Facing a potential unruly undertow that city leaders were loath to be swallowed up by, their initial reaction was to nuke the pools, plow them under, before realizing that a legal loophole could serve as a flotation device. At that time, private entities were at liberty to discriminate indiscriminately, so it was resolved to offload these two chlorinated, all-of-a-sudden nuisances at auction, sold to the highest (like-minded) bidder, thereby surreptitiously preserving this pernicious practice. That brazen tactic triggered a preemptive lawsuit (Tonkins v. City of Greensboro) adjudicated downtown in the U.S. Middle District Court.
In May 1958, the court ruled in favor of the defendant but deferred dismissing the suit until 30 days after the sale of the pool “to give the plaintiffs an opportunity to show that the sale was not bona fide in the sense that there was collusion between the defendants and the successful bidder regarding the future use of the pool.” In other words, the plaintiff had a short window of time after the sale to prove it had actually been rigged by the city to enshrine segregation.

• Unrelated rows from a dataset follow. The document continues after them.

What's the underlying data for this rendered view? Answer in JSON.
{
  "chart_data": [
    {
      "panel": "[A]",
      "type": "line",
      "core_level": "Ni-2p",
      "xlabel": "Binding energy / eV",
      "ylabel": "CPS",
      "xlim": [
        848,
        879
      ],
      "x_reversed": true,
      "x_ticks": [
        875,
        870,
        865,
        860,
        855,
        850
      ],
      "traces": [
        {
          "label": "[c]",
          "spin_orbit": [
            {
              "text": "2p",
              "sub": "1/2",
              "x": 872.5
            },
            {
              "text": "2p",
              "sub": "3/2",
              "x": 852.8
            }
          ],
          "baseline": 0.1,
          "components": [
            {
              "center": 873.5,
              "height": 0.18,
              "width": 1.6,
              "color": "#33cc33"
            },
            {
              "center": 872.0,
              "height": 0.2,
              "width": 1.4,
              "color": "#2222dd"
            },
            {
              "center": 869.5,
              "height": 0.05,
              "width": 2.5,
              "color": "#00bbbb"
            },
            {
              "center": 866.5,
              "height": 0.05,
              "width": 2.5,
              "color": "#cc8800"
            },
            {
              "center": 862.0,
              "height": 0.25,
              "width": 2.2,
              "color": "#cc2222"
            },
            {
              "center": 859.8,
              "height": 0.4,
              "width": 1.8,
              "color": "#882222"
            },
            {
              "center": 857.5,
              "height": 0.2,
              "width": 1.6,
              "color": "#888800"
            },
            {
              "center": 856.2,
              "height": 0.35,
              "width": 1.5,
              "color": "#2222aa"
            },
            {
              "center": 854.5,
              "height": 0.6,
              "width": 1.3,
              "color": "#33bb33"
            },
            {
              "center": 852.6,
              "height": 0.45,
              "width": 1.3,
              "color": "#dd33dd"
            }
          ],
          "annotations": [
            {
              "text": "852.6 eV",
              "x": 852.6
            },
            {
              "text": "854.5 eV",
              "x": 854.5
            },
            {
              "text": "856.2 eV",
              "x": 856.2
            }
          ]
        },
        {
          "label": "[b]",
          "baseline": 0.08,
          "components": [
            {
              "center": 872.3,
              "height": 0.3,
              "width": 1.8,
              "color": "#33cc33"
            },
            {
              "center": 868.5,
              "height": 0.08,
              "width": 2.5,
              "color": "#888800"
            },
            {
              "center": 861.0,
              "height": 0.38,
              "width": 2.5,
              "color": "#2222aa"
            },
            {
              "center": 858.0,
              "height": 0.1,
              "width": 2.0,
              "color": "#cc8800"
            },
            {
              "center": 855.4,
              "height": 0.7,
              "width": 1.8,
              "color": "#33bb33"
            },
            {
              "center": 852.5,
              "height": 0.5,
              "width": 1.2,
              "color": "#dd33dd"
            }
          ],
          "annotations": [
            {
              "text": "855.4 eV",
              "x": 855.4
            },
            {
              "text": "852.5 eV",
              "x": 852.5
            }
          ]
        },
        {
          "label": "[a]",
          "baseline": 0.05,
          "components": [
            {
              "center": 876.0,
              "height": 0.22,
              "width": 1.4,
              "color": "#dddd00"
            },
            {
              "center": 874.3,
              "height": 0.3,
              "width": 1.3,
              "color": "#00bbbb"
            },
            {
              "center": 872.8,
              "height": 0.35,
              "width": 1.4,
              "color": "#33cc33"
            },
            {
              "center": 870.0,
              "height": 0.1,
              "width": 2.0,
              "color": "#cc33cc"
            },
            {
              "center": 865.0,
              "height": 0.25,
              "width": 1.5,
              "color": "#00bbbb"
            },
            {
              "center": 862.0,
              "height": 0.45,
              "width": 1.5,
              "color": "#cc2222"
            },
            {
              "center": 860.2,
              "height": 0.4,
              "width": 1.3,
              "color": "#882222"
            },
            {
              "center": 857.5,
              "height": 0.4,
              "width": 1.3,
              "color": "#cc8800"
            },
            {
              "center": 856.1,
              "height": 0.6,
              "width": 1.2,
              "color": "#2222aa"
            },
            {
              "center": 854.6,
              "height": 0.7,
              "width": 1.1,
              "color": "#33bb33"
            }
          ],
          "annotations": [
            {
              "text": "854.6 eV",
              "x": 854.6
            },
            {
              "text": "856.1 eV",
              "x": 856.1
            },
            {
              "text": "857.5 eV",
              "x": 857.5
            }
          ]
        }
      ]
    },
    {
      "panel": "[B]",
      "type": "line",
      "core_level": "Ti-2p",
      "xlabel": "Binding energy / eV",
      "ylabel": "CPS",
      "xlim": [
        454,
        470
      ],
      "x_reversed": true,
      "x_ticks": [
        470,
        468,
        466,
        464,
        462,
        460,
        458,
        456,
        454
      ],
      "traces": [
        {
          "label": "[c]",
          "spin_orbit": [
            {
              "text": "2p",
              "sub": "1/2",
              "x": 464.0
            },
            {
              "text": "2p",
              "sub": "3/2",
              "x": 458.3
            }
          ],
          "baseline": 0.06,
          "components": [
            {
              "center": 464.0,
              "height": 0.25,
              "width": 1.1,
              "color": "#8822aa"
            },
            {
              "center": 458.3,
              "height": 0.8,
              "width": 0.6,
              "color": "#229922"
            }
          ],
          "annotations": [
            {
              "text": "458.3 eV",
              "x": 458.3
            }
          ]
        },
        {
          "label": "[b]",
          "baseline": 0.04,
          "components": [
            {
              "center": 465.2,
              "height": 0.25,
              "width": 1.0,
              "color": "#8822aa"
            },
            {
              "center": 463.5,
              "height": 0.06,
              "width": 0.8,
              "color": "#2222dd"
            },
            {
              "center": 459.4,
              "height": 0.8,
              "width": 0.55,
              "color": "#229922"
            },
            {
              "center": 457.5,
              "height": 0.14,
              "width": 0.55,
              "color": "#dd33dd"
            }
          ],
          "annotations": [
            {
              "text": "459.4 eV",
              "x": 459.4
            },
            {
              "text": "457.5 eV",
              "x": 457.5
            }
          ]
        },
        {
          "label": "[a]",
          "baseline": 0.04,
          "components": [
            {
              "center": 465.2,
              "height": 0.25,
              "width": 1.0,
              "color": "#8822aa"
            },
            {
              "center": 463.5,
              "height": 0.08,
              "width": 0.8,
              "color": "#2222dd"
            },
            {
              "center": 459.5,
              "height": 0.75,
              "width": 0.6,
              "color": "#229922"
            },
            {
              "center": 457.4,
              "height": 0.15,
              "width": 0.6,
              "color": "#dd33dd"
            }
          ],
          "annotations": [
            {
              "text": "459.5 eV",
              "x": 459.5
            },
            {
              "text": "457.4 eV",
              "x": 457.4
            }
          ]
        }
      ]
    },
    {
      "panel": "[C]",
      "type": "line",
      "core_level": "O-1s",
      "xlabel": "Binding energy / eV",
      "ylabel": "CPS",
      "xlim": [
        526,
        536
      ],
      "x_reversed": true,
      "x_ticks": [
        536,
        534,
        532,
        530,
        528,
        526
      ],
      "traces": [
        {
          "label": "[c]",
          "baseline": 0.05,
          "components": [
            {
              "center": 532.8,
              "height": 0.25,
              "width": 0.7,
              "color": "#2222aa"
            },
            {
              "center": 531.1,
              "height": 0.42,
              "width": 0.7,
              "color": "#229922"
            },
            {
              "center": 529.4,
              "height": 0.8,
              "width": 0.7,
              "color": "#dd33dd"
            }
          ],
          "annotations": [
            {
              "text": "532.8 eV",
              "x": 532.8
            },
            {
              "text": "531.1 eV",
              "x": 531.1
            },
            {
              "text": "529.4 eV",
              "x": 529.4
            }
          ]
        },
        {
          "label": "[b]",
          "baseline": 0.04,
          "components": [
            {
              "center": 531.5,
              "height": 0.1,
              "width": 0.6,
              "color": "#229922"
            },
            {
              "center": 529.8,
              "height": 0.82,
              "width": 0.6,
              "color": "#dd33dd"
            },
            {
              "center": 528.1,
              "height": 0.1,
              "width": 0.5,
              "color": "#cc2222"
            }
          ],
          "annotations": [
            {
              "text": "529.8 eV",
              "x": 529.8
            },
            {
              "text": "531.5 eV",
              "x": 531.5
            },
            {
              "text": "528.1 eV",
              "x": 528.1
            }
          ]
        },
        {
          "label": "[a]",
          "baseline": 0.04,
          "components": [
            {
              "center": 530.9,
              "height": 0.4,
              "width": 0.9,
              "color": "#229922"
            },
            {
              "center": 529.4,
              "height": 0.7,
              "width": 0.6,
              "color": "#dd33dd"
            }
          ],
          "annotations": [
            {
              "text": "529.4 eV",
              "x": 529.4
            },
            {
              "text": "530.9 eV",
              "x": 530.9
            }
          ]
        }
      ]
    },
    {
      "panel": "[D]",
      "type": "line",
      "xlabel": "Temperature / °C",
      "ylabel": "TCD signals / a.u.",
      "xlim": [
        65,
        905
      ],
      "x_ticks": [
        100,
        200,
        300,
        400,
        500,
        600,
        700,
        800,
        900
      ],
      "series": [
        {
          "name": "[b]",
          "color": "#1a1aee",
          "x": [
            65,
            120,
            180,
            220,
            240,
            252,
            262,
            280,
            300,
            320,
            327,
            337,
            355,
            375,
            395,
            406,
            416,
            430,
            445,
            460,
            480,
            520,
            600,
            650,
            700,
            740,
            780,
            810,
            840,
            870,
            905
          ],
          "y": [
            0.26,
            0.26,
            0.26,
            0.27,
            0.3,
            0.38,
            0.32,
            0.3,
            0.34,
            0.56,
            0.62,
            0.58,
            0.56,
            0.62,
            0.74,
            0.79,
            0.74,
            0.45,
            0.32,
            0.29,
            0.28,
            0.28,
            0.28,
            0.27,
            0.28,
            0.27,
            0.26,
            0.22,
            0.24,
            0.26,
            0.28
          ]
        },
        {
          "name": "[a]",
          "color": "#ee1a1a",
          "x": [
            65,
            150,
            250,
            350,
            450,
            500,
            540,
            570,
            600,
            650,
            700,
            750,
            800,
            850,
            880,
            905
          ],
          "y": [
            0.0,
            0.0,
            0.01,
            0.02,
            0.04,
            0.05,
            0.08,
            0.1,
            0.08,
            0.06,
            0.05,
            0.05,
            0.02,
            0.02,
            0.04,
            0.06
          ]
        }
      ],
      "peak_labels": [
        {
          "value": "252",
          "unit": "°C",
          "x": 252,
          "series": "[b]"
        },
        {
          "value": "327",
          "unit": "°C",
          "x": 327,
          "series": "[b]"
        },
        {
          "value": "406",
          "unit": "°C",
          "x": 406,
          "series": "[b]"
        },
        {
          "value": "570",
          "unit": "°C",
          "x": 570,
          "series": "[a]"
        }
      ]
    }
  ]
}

On June 3, 1958, J. Spencer Love purchased the “lake-sized” pool at Windsor Center, turning the operation over to David Morehead, executive secretary of the Hayes-Taylor YMCA. The Lindley Park aquatic center was acquired for $85,000 (only 3 years old, what a bargain!) by a hastily assembled coalition calling themselves Greensboro Pool Corporation, one of the organizers being none other than the aforementioned Dr. Taliaferro. No surprise, the Lindley pool would remain whites-only.
Did someone mention collusion? An appeal to Tonkins v. City of Greensboro was filed, one of the attorneys consulting on the case being future Supreme Court Justice and legendary Civil Rights leader Thurgood Marshall. Argued in January 1960, a ruling in March declared that the plaintiffs had not met their burden of proof. While recognizing that Taliaferro had openly opposed desegregating the property and was instrumental in setting up Greensboro Pool Corporation, the judge ruled, “he was a member of a nine-man commission, which serves in an advisory capacity only, legal authority [for the sale] being in the City Council of which he was not a member.”
In 1967, just as an expanding, yet-to-be-named, Wendover Avenue (a road that began as a wagon trail rut in 1753) was carving away some 25 acres of the district, the City of Greensboro reacquired the Lindley Park Pool, making it accessible to all. A year later, a new swimming pool replaced the three-decades-old hole at Windsor Center, which, today, is being reimagined as the Windsor Chavis Nocho Community Complex, a 65,000-square-foot facility with, among many other impressive amenities, a lap pool, lazy river and water slide.
Meanwhile, drowning under innumerable structural and mechanical quagmires, the Lindley Park Pool at 2914 Springwood Dr., now our city’s oldest, has been hung out to dry since 2023 but workers are resolute to rehydrate that concrete crate sometime this season.
Just this morning, I ventured out, hoping to uncover the one remaining remnant from Lindley Park’s initial 15 years as our nascent township’s sideshow. Not shy about wandering around, behind a hilltop home on Masonic Drive, I discovered a dollhouse-like, wooden women’s cabana with dual French doors that once sat lakeside.
Bracketing the neighborhood entryways off Spring Garden are matching stone monuments. Characterized by obelisks boldly asserting themselves where the amusement park’s mammoth arched gateways were positioned on either side of the lake, they were installed in 1924, when Earl Sumner Draper’s master plan was nearing completion. Over a century later, those monuments still warmly welcome visitors and residents alike to a shady little lady known as Lindley Park.